| Crates.io | seqdupes |
| lib.rs | seqdupes |
| version | 0.2.0 |
| created_at | 2022-11-10 19:01:50.232808+00 |
| updated_at | 2024-06-24 18:44:22.01403+00 |
| description | Compress sequence duplicates |
| homepage | https://stevenweaver.org |
| repository | https://github.com/stevenweaver/seqdupes |
| max_upload_size | |
| id | 712298 |
| size | 67,863 |
Removes duplicates from FASTA files. Supports filtering based on sequence content or header information.
Download the source code and run:
cargo install
Run seqdupes to process FASTA files. You can specify whether to filter by sequence or by header.
seqdupes -f path/to/sequence.fastq -j path/to/output.json > no_dupes.fas
If you prefer to filter duplicates based on headers rather than sequences, use the --by-header flag.
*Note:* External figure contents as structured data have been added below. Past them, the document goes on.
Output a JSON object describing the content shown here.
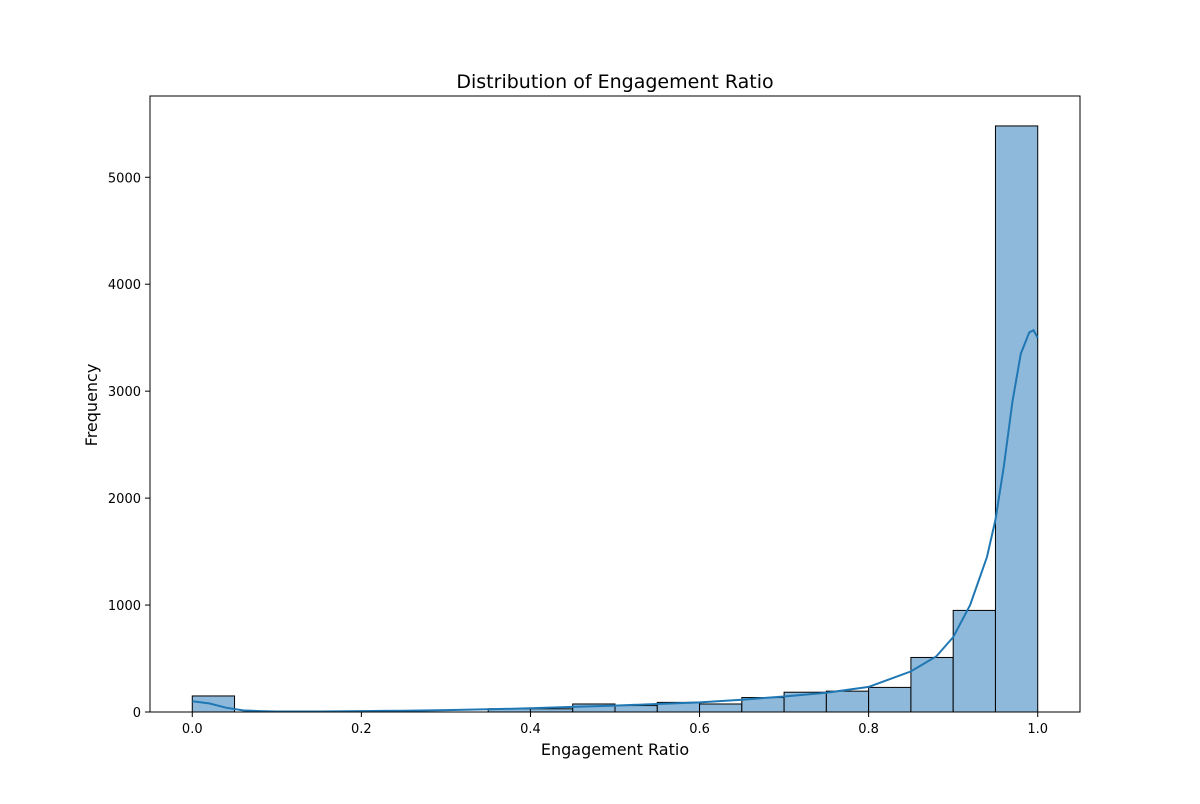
{
  "chart_data": {
    "type": "bar",
    "title": "Distribution of Engagement Ratio",
    "xlabel": "Engagement Ratio",
    "ylabel": "Frequency",
    "xlim": [
      -0.05,
      1.05
    ],
    "ylim": [
      0,
      5760
    ],
    "x_ticks": [
      0.0,
      0.2,
      0.4,
      0.6,
      0.8,
      1.0
    ],
    "x_tick_labels": [
      "0.0",
      "0.2",
      "0.4",
      "0.6",
      "0.8",
      "1.0"
    ],
    "y_ticks": [
      0,
      1000,
      2000,
      3000,
      4000,
      5000
    ],
    "y_tick_labels": [
      "0",
      "1000",
      "2000",
      "3000",
      "4000",
      "5000"
    ],
    "grid": false,
    "legend": "none",
    "bar_color": "#8fb9da",
    "edge_color": "#000000",
    "kde_color": "#1f77b4",
    "bins": [
      {
        "start": 0.0,
        "end": 0.05,
        "count": 150
      },
      {
        "start": 0.35,
        "end": 0.4,
        "count": 30
      },
      {
        "start": 0.4,
        "end": 0.45,
        "count": 30
      },
      {
        "start": 0.45,
        "end": 0.5,
        "count": 75
      },
      {
        "start": 0.5,
        "end": 0.55,
        "count": 60
      },
      {
        "start": 0.55,
        "end": 0.6,
        "count": 90
      },
      {
        "start": 0.6,
        "end": 0.65,
        "count": 75
      },
      {
        "start": 0.65,
        "end": 0.7,
        "count": 135
      },
      {
        "start": 0.7,
        "end": 0.75,
        "count": 185
      },
      {
        "start": 0.75,
        "end": 0.8,
        "count": 195
      },
      {
        "start": 0.8,
        "end": 0.85,
        "count": 230
      },
      {
        "start": 0.85,
        "end": 0.9,
        "count": 510
      },
      {
        "start": 0.9,
        "end": 0.95,
        "count": 950
      },
      {
        "start": 0.95,
        "end": 1.0,
        "count": 5480
      }
    ],
    "kde_curve": {
      "x": [
        0.0,
        0.02,
        0.04,
        0.06,
        0.08,
        0.1,
        0.15,
        0.2,
        0.25,
        0.3,
        0.35,
        0.4,
        0.45,
        0.5,
        0.55,
        0.6,
        0.65,
        0.7,
        0.75,
        0.8,
        0.85,
        0.88,
        0.9,
        0.92,
        0.94,
        0.95,
        0.96,
        0.97,
        0.98,
        0.99,
        0.995,
        1.0
      ],
      "y": [
        100,
        80,
        40,
        15,
        8,
        5,
        5,
        8,
        12,
        18,
        25,
        35,
        48,
        60,
        75,
        90,
        115,
        145,
        180,
        235,
        380,
        520,
        700,
        1000,
        1450,
        1800,
        2300,
        2900,
        3350,
        3550,
        3570,
        3500
      ]
    }
  }
}
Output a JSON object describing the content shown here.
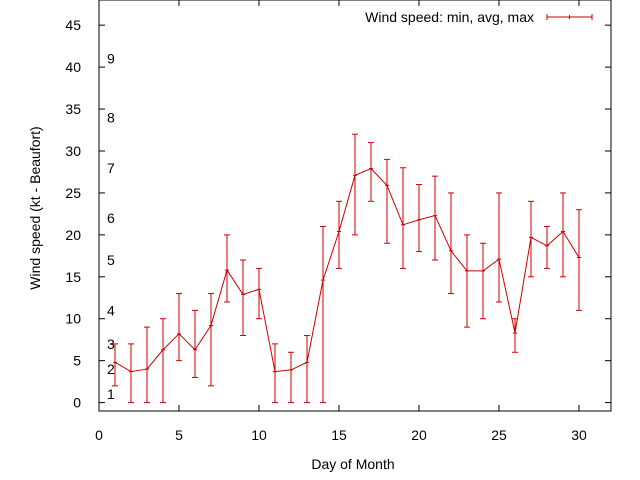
{
  "chart_data": {
    "type": "line",
    "title": "",
    "xlabel": "Day of Month",
    "ylabel": "Wind speed (kt - Beaufort)",
    "xlim": [
      0,
      32
    ],
    "ylim": [
      -1,
      48
    ],
    "xticks": [
      0,
      5,
      10,
      15,
      20,
      25,
      30
    ],
    "yticks": [
      0,
      5,
      10,
      15,
      20,
      25,
      30,
      35,
      40,
      45
    ],
    "grid": false,
    "legend_position": "top-right",
    "series": [
      {
        "name": "Wind speed: min, avg, max",
        "color": "#cc0000",
        "x": [
          1,
          2,
          3,
          4,
          5,
          6,
          7,
          8,
          9,
          10,
          11,
          12,
          13,
          14,
          15,
          16,
          17,
          18,
          19,
          20,
          21,
          22,
          23,
          24,
          25,
          26,
          27,
          28,
          29,
          30
        ],
        "avg": [
          4.8,
          3.7,
          4.0,
          6.3,
          8.2,
          6.3,
          9.2,
          15.8,
          12.9,
          13.5,
          3.7,
          3.9,
          4.8,
          14.6,
          20.4,
          27.1,
          27.9,
          25.9,
          21.2,
          21.8,
          22.3,
          18.1,
          15.7,
          15.7,
          17.1,
          8.3,
          19.7,
          18.7,
          20.4,
          17.3
        ],
        "min": [
          2,
          0,
          0,
          0,
          5,
          3,
          2,
          12,
          8,
          10,
          0,
          0,
          0,
          0,
          16,
          20,
          24,
          19,
          16,
          18,
          17,
          13,
          9,
          10,
          12,
          6,
          15,
          16,
          15,
          11
        ],
        "max": [
          7,
          7,
          9,
          10,
          13,
          11,
          13,
          20,
          17,
          16,
          7,
          6,
          8,
          21,
          24,
          32,
          31,
          29,
          28,
          26,
          27,
          25,
          20,
          19,
          25,
          10,
          24,
          21,
          25,
          23
        ]
      }
    ],
    "beaufort": [
      {
        "label": "1",
        "kt": 1
      },
      {
        "label": "2",
        "kt": 4
      },
      {
        "label": "3",
        "kt": 7
      },
      {
        "label": "4",
        "kt": 11
      },
      {
        "label": "5",
        "kt": 17
      },
      {
        "label": "6",
        "kt": 22
      },
      {
        "label": "7",
        "kt": 28
      },
      {
        "label": "8",
        "kt": 34
      },
      {
        "label": "9",
        "kt": 41
      }
    ]
  }
}
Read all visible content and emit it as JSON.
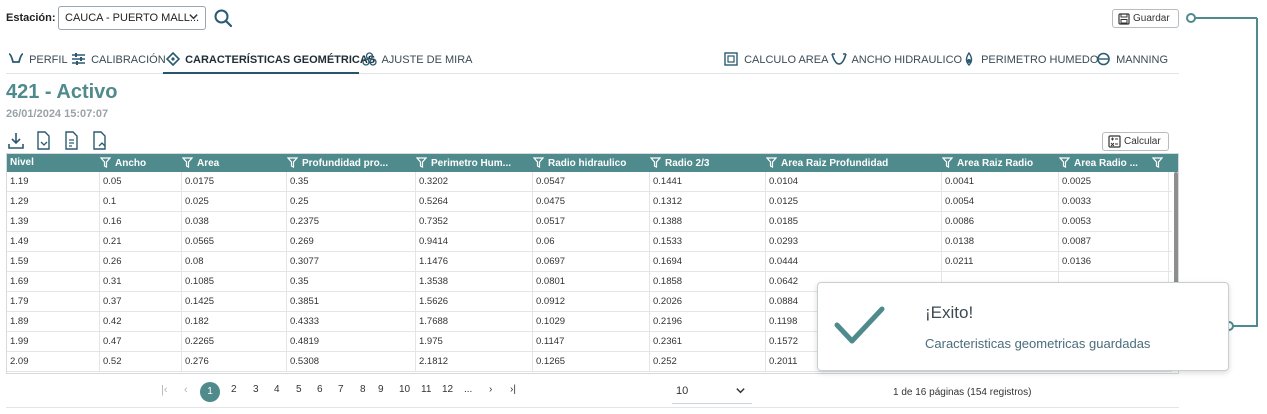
{
  "header": {
    "station_label": "Estación:",
    "station_value": "CAUCA - PUERTO MALL...",
    "save_label": "Guardar"
  },
  "tabs_left": [
    {
      "label": "PERFIL",
      "icon": "channel-icon"
    },
    {
      "label": "CALIBRACIÓN",
      "icon": "sliders-icon"
    },
    {
      "label": "CARACTERÍSTICAS GEOMÉTRICAS",
      "icon": "geometry-icon",
      "active": true
    },
    {
      "label": "AJUSTE DE MIRA",
      "icon": "gauge-adjust-icon"
    }
  ],
  "tabs_right": [
    {
      "label": "CALCULO AREA",
      "icon": "area-icon"
    },
    {
      "label": "ANCHO HIDRAULICO",
      "icon": "hydraulic-width-icon"
    },
    {
      "label": "PERIMETRO HUMEDO",
      "icon": "wet-perimeter-icon"
    },
    {
      "label": "MANNING",
      "icon": "manning-icon"
    }
  ],
  "record": {
    "title": "421 - Activo",
    "date": "26/01/2024 15:07:07"
  },
  "toolbar": {
    "calc_label": "Calcular",
    "icons": [
      "download-icon",
      "file-export-icon",
      "file-import-icon",
      "file-upload-icon"
    ]
  },
  "table": {
    "columns": [
      "Nivel",
      "Ancho",
      "Area",
      "Profundidad pro...",
      "Perimetro Hum...",
      "Radio hidraulico",
      "Radio 2/3",
      "Area Raiz Profundidad",
      "Area Raiz Radio",
      "Area Radio ..."
    ],
    "rows": [
      [
        "1.19",
        "0.05",
        "0.0175",
        "0.35",
        "0.3202",
        "0.0547",
        "0.1441",
        "0.0104",
        "0.0041",
        "0.0025"
      ],
      [
        "1.29",
        "0.1",
        "0.025",
        "0.25",
        "0.5264",
        "0.0475",
        "0.1312",
        "0.0125",
        "0.0054",
        "0.0033"
      ],
      [
        "1.39",
        "0.16",
        "0.038",
        "0.2375",
        "0.7352",
        "0.0517",
        "0.1388",
        "0.0185",
        "0.0086",
        "0.0053"
      ],
      [
        "1.49",
        "0.21",
        "0.0565",
        "0.269",
        "0.9414",
        "0.06",
        "0.1533",
        "0.0293",
        "0.0138",
        "0.0087"
      ],
      [
        "1.59",
        "0.26",
        "0.08",
        "0.3077",
        "1.1476",
        "0.0697",
        "0.1694",
        "0.0444",
        "0.0211",
        "0.0136"
      ],
      [
        "1.69",
        "0.31",
        "0.1085",
        "0.35",
        "1.3538",
        "0.0801",
        "0.1858",
        "0.0642",
        "",
        ""
      ],
      [
        "1.79",
        "0.37",
        "0.1425",
        "0.3851",
        "1.5626",
        "0.0912",
        "0.2026",
        "0.0884",
        "",
        ""
      ],
      [
        "1.89",
        "0.42",
        "0.182",
        "0.4333",
        "1.7688",
        "0.1029",
        "0.2196",
        "0.1198",
        "",
        ""
      ],
      [
        "1.99",
        "0.47",
        "0.2265",
        "0.4819",
        "1.975",
        "0.1147",
        "0.2361",
        "0.1572",
        "",
        ""
      ],
      [
        "2.09",
        "0.52",
        "0.276",
        "0.5308",
        "2.1812",
        "0.1265",
        "0.252",
        "0.2011",
        "",
        ""
      ]
    ]
  },
  "pagination": {
    "pages": [
      "1",
      "2",
      "3",
      "4",
      "5",
      "6",
      "7",
      "8",
      "9",
      "10",
      "11",
      "12",
      "..."
    ],
    "current": "1",
    "page_size": "10",
    "info": "1 de 16 páginas (154 registros)"
  },
  "toast": {
    "title": "¡Exito!",
    "message": "Caracteristicas geometricas guardadas"
  },
  "colors": {
    "accent": "#4f8a8d",
    "tab_underline": "#26566a",
    "header_bg": "#4f8a8d"
  }
}
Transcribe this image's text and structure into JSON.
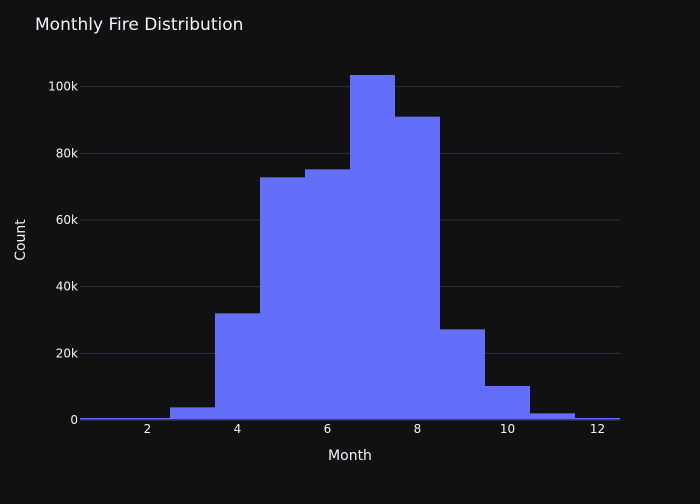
{
  "chart_data": {
    "type": "bar",
    "title": "Monthly Fire Distribution",
    "xlabel": "Month",
    "ylabel": "Count",
    "x": [
      1,
      2,
      3,
      4,
      5,
      6,
      7,
      8,
      9,
      10,
      11,
      12
    ],
    "values": [
      600,
      600,
      3800,
      32000,
      72800,
      75200,
      103500,
      91000,
      27200,
      10200,
      2000,
      600
    ],
    "xlim": [
      0.5,
      12.5
    ],
    "ylim": [
      0,
      108000
    ],
    "x_ticks": [
      2,
      4,
      6,
      8,
      10,
      12
    ],
    "x_tick_labels": [
      "2",
      "4",
      "6",
      "8",
      "10",
      "12"
    ],
    "y_ticks": [
      0,
      20000,
      40000,
      60000,
      80000,
      100000
    ],
    "y_tick_labels": [
      "0",
      "20k",
      "40k",
      "60k",
      "80k",
      "100k"
    ],
    "grid": true,
    "bar_color": "#636efa",
    "background_color": "#111111",
    "grid_color": "#283442",
    "text_color": "#f2f5fa"
  }
}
seqdupes -f path/to/sequence.fastq -j path/to/output.json --by-header > no_dupes.fas
| Parameter | Default | Description |
|---|---|---|
| -f, --fasta | - | The path to the FASTQ file to use. |
| -j, --json | - | The output path for listing duplicates. |
| -b, --by-header | - | Enables filtering based on headers (optional). |
The tool outputs a FASTA file with duplicates removed to stdout and a JSON file containing details of the duplicates to the specified path.